I cant wait to see pic's of your first kill.


----------



## bowhunter199 (Jan 8, 2009)

i shoot a compound so what do i need then?


----------



## barebackjack (Sep 5, 2006)

Id shoot a recurve/longbow. You can snap shoot a traditional rig, cant really do that with a compound. Most bird shots are quick shots, the traditional rig outperforms for snap shots.


----------



## dakotashooter2 (Oct 31, 2003)

I've used just a flipper style rest with the compound but honestly a recurve or longbow works much better for the reasons explained. My old round wheel compound with less letoff seemed to work better than my current setup for this task. Forget about 60#-70#. If your gonna use a compound get it down to #45-#50 so you can get as close to snapshooting as you can. And forget abouit sights. There just isn't enough time.


----------



## NDTerminator (Aug 20, 2003)

Compounds (other than dedicated finger shooter bows like the Reflex Caribou) simply aren't designed for finger shooting or shooting flu-flu's.

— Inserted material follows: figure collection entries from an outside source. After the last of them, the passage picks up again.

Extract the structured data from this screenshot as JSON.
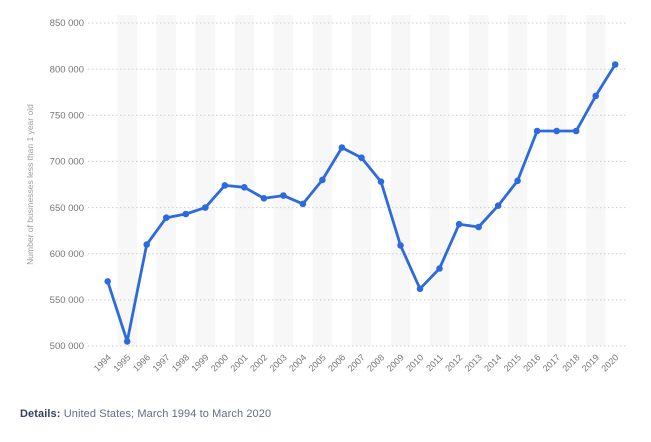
{
  "details": {
    "label": "Details:",
    "text": " United States; March 1994 to March 2020"
  },
  "chart_data": {
    "type": "line",
    "title": "",
    "xlabel": "",
    "ylabel": "Number of businesses less than 1 year old",
    "categories": [
      "1994",
      "1995",
      "1996",
      "1997",
      "1998",
      "1999",
      "2000",
      "2001",
      "2002",
      "2003",
      "2004",
      "2005",
      "2006",
      "2007",
      "2008",
      "2009",
      "2010",
      "2011",
      "2012",
      "2013",
      "2014",
      "2015",
      "2016",
      "2017",
      "2018",
      "2019",
      "2020"
    ],
    "values": [
      570000,
      505000,
      610000,
      639000,
      643000,
      650000,
      674000,
      672000,
      660000,
      663000,
      654000,
      680000,
      715000,
      704000,
      678000,
      609000,
      562000,
      584000,
      632000,
      629000,
      652000,
      679000,
      733000,
      733000,
      733000,
      771000,
      805000
    ],
    "ylim": [
      500000,
      850000
    ],
    "ytick_interval": 50000,
    "ytick_labels": [
      "850 000",
      "800 000",
      "750 000",
      "700 000",
      "650 000",
      "600 000",
      "550 000",
      "500 000"
    ],
    "grid": "horizontal-dotted",
    "legend": "none",
    "colors": {
      "line": "#2C6ADE",
      "point": "#2C6ADE",
      "band": "#f7f7f7",
      "gridline": "#cccccc",
      "tick_text": "#757575",
      "axis_title": "#9b9b9b"
    }
  }
}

Bird shooting/flu-flu's is a quick reaction proposition, which pretty much rules out releases. About the only release type compound rest I can think of that would work with Flu Flus is a drop away.

Short bows are the current fad, and I can assure you from experience finger shooting a compound bow shorter than 36" axle to axle is darn near impossible. I think it's a safe bet that if you own a bow other than a Caribou made in the last 10 years, it's probably somewhere in the 30"-34" ATA length range and made specifically to be shot sights & release.

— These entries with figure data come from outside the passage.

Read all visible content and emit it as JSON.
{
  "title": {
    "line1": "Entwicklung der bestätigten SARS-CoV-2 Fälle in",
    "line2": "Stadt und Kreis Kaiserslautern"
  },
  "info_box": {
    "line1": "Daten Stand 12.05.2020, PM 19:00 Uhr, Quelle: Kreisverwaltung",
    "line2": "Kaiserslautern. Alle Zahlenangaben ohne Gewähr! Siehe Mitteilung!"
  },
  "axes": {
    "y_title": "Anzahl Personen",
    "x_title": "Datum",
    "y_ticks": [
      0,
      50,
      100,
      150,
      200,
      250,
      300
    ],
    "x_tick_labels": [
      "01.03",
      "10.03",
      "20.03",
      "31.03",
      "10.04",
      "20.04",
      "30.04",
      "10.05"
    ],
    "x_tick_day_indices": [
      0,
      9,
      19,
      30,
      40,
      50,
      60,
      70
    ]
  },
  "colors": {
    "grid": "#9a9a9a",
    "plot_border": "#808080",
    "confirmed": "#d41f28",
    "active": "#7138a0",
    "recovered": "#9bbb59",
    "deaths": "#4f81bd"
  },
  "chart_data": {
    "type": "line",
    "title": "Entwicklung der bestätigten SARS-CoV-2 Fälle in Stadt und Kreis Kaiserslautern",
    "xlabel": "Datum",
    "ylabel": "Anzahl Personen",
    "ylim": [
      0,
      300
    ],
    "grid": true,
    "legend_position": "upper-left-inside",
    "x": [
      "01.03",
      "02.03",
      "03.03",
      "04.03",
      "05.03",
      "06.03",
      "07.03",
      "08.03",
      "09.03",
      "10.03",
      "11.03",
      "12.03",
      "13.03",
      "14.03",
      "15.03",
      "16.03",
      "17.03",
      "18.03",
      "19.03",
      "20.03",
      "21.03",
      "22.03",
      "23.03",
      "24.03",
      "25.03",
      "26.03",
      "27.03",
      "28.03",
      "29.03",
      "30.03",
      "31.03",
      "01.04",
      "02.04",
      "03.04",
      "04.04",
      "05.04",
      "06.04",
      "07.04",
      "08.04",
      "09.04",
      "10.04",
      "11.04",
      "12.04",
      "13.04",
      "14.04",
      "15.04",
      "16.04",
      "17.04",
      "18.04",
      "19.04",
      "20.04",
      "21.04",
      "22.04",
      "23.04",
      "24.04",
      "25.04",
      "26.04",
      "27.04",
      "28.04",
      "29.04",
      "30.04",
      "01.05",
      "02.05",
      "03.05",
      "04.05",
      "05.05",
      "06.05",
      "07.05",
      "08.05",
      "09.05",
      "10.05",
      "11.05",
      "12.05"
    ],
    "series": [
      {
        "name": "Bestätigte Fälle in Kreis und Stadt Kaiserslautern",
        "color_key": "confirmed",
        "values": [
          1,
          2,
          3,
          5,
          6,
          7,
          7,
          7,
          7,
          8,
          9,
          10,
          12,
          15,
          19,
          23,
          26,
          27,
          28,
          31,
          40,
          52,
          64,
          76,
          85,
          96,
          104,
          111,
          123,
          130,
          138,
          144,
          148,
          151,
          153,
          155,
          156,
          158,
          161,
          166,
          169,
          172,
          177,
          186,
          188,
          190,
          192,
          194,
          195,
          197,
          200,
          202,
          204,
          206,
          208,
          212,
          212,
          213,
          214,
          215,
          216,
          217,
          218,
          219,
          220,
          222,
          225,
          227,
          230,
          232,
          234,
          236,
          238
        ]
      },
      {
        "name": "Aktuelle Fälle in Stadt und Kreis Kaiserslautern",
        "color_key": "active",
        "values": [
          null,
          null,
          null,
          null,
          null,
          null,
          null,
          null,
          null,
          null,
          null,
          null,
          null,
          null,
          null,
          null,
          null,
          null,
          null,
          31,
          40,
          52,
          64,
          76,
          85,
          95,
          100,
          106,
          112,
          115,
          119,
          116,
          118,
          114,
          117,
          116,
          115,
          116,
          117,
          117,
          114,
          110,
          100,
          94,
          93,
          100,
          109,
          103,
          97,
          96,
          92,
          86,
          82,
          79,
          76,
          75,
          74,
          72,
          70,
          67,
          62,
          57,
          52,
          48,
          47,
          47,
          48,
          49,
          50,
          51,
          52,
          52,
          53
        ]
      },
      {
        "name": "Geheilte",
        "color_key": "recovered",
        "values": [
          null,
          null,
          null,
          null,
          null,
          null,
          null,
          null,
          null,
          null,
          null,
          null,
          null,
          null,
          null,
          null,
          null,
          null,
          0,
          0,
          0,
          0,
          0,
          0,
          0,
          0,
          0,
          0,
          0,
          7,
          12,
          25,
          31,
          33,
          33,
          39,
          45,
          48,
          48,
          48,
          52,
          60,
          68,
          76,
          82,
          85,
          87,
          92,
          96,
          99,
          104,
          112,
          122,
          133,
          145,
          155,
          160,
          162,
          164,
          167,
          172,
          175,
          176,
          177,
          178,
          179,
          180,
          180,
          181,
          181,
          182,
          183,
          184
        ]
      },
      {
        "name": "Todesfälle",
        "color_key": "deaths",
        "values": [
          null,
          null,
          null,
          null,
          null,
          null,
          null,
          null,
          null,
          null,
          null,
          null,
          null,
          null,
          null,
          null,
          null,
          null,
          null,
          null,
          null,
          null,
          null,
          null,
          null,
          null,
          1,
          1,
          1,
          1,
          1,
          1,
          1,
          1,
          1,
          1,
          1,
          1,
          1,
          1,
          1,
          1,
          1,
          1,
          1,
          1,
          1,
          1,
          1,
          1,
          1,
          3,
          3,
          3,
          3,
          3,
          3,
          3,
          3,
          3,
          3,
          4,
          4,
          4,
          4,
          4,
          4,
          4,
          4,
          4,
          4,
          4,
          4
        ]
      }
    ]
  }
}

Probably your best bet if you are going to try this with a compound is to find a centerest Flipper. That's what I use on my Bou' and it works great. No rest I'm aware of will accomodate the different paradoxes produced by finger and release shooting.

With all my recurves I use T-300 rests 1/2" above the shelf. The arrow's paradox when finger shooting is away from the bow, so these type of rests give super clearance for what ever type arrow I choose to shoot.

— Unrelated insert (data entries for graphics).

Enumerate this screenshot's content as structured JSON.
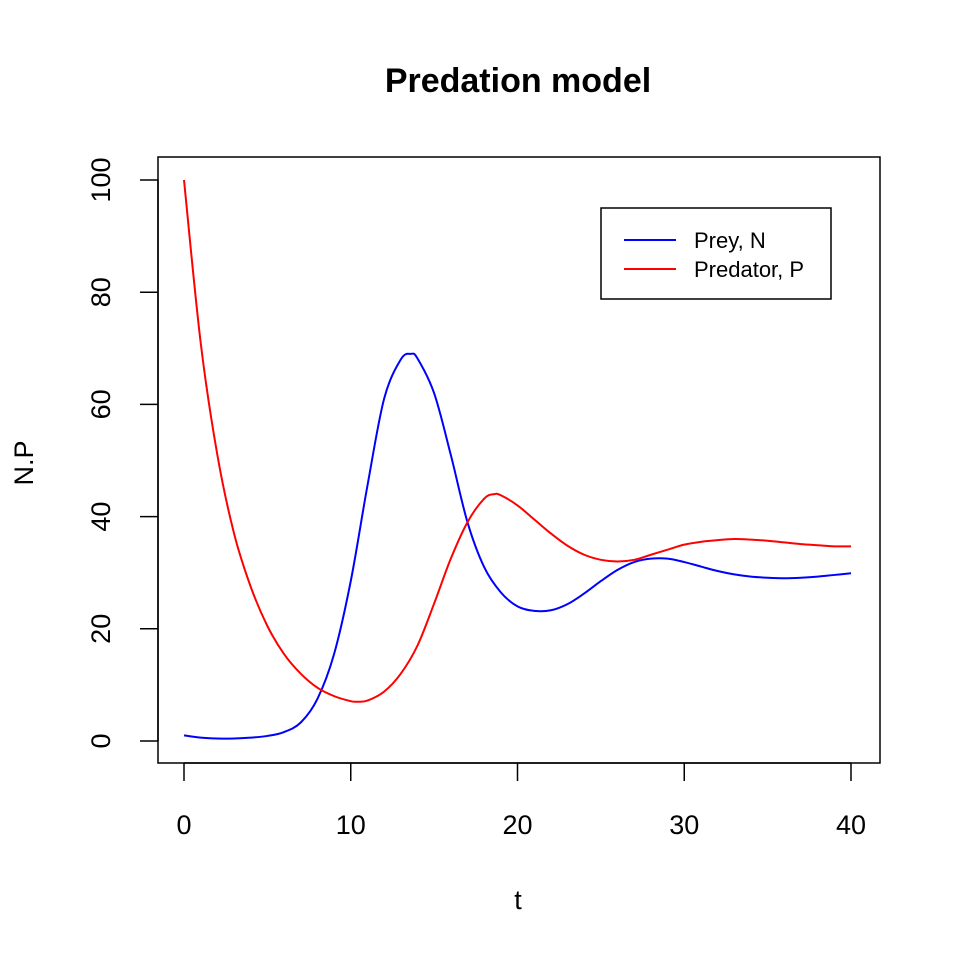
{
  "chart_data": {
    "type": "line",
    "title": "Predation model",
    "xlabel": "t",
    "ylabel": "N.P",
    "xlim": [
      0,
      40
    ],
    "ylim": [
      0,
      100
    ],
    "x_ticks": [
      "0",
      "10",
      "20",
      "30",
      "40"
    ],
    "y_ticks": [
      "0",
      "20",
      "40",
      "60",
      "80",
      "100"
    ],
    "grid": false,
    "legend_position": "top-right",
    "series": [
      {
        "name": "Prey, N",
        "color": "#0000ff",
        "points": [
          [
            0,
            1.0
          ],
          [
            1,
            0.6
          ],
          [
            2,
            0.45
          ],
          [
            3,
            0.45
          ],
          [
            4,
            0.6
          ],
          [
            5,
            0.9
          ],
          [
            6,
            1.6
          ],
          [
            7,
            3.3
          ],
          [
            8,
            7.5
          ],
          [
            9,
            15.5
          ],
          [
            10,
            28.5
          ],
          [
            11,
            45.5
          ],
          [
            12,
            61.0
          ],
          [
            13,
            68.0
          ],
          [
            13.6,
            69.0
          ],
          [
            14,
            68.2
          ],
          [
            15,
            62.0
          ],
          [
            16,
            51.0
          ],
          [
            17,
            39.0
          ],
          [
            18,
            31.0
          ],
          [
            19,
            26.5
          ],
          [
            20,
            24.0
          ],
          [
            21,
            23.2
          ],
          [
            22,
            23.3
          ],
          [
            23,
            24.4
          ],
          [
            24,
            26.3
          ],
          [
            25,
            28.5
          ],
          [
            26,
            30.5
          ],
          [
            27,
            31.9
          ],
          [
            28,
            32.5
          ],
          [
            29,
            32.5
          ],
          [
            30,
            31.9
          ],
          [
            31,
            31.1
          ],
          [
            32,
            30.3
          ],
          [
            33,
            29.7
          ],
          [
            34,
            29.3
          ],
          [
            35,
            29.1
          ],
          [
            36,
            29.0
          ],
          [
            37,
            29.1
          ],
          [
            38,
            29.3
          ],
          [
            39,
            29.6
          ],
          [
            40,
            29.9
          ]
        ]
      },
      {
        "name": "Predator, P",
        "color": "#ff0000",
        "points": [
          [
            0,
            100
          ],
          [
            1,
            71.0
          ],
          [
            2,
            51.0
          ],
          [
            3,
            37.0
          ],
          [
            4,
            27.5
          ],
          [
            5,
            20.5
          ],
          [
            6,
            15.5
          ],
          [
            7,
            12.0
          ],
          [
            8,
            9.5
          ],
          [
            9,
            8.0
          ],
          [
            10,
            7.1
          ],
          [
            10.4,
            7.0
          ],
          [
            11,
            7.2
          ],
          [
            12,
            8.8
          ],
          [
            13,
            12.0
          ],
          [
            14,
            17.0
          ],
          [
            15,
            24.5
          ],
          [
            16,
            32.5
          ],
          [
            17,
            39.0
          ],
          [
            18,
            43.2
          ],
          [
            18.6,
            44.0
          ],
          [
            19,
            43.8
          ],
          [
            20,
            42.0
          ],
          [
            21,
            39.5
          ],
          [
            22,
            37.0
          ],
          [
            23,
            34.8
          ],
          [
            24,
            33.2
          ],
          [
            25,
            32.3
          ],
          [
            26,
            32.0
          ],
          [
            27,
            32.3
          ],
          [
            28,
            33.2
          ],
          [
            29,
            34.1
          ],
          [
            30,
            35.0
          ],
          [
            31,
            35.5
          ],
          [
            32,
            35.8
          ],
          [
            33,
            36.0
          ],
          [
            34,
            35.9
          ],
          [
            35,
            35.7
          ],
          [
            36,
            35.4
          ],
          [
            37,
            35.1
          ],
          [
            38,
            34.9
          ],
          [
            39,
            34.7
          ],
          [
            40,
            34.7
          ]
        ]
      }
    ]
  }
}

You can pick up a recurve like a Chek-Mate Falcon or Samick Volcano for around $250 new. Ebay or Tradgang is a great place to find a used bow to get started in Trad w/o dropping a lot of cash.

When switching or starting Trad for the compound world, we trad guys recommend starting at least 10# lighter draw weight than you shoot with your compound. All my recurves are 50#-55# at my 28.5" draw, my coumpounds are set at 60#-63#...


----------